In other words, Rufo considers himself an arbiter of academic disciplines oriented toward “truth” as opposed to “ideology.” Of course, today the word “ideology” conveys no content whatsoever: it’s a shorthand for condemning, without engaging, ideas the speaker disagrees with. And without any personal background in education—Rufo majored in foreign policy—or any reference to educational research, he claims to know what the “thresholds” for the truth are.
It’s clear that Rufo’s distinction begs philosophical questions; its hypocrisy can be seen in the process followed. The recommendation to end the gender studies department was made by the DeSantis-picked Board of Trustees, but prior to the decision, the faculty as a whole had voted unanimously in support of the program.
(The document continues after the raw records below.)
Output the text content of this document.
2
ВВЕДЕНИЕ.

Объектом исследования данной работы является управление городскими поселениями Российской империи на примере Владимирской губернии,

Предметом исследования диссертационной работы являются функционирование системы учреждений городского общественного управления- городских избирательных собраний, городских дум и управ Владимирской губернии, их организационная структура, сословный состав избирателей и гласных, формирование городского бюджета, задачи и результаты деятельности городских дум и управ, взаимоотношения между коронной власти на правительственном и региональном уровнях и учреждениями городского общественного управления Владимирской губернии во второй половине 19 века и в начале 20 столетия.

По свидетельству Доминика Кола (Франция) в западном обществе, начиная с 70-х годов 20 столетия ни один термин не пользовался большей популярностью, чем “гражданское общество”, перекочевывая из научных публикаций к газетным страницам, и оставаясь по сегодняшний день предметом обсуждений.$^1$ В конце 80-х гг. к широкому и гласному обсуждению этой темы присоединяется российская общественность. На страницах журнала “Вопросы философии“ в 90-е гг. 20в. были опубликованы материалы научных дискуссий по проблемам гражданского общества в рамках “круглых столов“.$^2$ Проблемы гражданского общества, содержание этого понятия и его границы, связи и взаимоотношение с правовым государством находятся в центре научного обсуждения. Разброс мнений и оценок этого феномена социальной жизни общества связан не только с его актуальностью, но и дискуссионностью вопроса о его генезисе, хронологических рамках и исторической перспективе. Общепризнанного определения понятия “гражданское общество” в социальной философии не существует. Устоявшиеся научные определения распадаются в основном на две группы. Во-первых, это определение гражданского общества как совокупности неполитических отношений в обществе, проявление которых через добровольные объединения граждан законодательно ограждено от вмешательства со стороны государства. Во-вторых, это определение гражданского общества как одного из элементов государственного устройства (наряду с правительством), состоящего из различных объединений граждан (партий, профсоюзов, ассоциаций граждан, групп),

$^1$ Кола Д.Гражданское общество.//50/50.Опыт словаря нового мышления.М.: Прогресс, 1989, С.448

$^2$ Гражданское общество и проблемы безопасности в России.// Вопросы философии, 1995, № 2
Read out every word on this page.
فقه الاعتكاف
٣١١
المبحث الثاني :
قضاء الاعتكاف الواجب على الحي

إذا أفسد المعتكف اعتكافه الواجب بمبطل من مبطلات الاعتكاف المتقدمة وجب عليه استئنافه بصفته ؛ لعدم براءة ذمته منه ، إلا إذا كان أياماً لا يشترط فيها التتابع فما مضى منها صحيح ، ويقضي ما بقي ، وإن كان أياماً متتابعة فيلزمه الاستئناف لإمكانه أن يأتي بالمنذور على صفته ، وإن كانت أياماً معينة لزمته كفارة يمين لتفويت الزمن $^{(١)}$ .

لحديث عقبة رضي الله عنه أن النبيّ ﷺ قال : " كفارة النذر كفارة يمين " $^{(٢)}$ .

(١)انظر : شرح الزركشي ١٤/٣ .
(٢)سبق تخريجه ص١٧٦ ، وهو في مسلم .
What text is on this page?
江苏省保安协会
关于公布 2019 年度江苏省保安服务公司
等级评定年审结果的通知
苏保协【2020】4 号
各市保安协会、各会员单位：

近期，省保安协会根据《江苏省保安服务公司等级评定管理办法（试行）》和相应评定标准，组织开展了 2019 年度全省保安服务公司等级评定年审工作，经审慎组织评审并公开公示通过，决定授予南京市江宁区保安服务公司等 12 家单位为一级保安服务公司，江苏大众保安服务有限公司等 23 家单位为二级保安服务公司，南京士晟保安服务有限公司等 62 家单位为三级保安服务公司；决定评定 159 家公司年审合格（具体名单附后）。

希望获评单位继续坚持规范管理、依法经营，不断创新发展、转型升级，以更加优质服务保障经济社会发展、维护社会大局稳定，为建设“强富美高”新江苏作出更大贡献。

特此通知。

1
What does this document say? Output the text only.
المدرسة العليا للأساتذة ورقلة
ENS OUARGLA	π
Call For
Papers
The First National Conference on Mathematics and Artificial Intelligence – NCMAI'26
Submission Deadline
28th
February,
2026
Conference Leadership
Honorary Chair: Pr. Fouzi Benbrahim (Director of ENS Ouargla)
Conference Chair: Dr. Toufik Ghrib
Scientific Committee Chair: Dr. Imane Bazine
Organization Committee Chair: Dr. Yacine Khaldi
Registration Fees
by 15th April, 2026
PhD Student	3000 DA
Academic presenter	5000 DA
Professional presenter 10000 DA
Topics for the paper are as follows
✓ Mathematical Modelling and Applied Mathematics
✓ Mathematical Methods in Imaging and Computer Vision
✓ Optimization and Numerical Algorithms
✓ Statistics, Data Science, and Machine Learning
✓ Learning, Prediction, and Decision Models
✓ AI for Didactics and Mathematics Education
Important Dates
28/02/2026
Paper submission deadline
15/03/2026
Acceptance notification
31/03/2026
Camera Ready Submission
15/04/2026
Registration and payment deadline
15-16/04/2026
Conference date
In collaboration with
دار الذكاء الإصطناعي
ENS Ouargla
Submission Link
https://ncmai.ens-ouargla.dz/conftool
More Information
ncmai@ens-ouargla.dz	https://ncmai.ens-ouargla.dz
So Rufo believes he knows the “value” of programs better than the faculty does. The hasty process the Board followed precluded public commentary and response. Later, he claimed that the gender studies program was “activist,” establishing that he himself, a political activist, could judge what the only permissible activism is. These claims were used against an institution whose mission it is to patiently question truth-claims and to follow Socrates’s warning that the unexamined life is not worth living. The “terror” Rufo wants to instill in colleges has now become very real for colleges as they view the prospect of being forced to compromise their mission by political activists.
As part of its compliance with the restrictions Trump coerced, Columbia University agreed to subject its Middle Eastern Studies Department to a receivership appointed by the president. Through its lawsuit against him, Harvard University has so far resisted a similar and even broader, institution-wide ultimatum—again based on the hypocritical rationale of tolerance for antisemitism. Whether the university can sustain that resistance has become newly questionable, given its recent assent to demands to restructure its D.E.I. office. The integrity of American higher education may well be at stake in its decision whether to give in to demands for political supervision.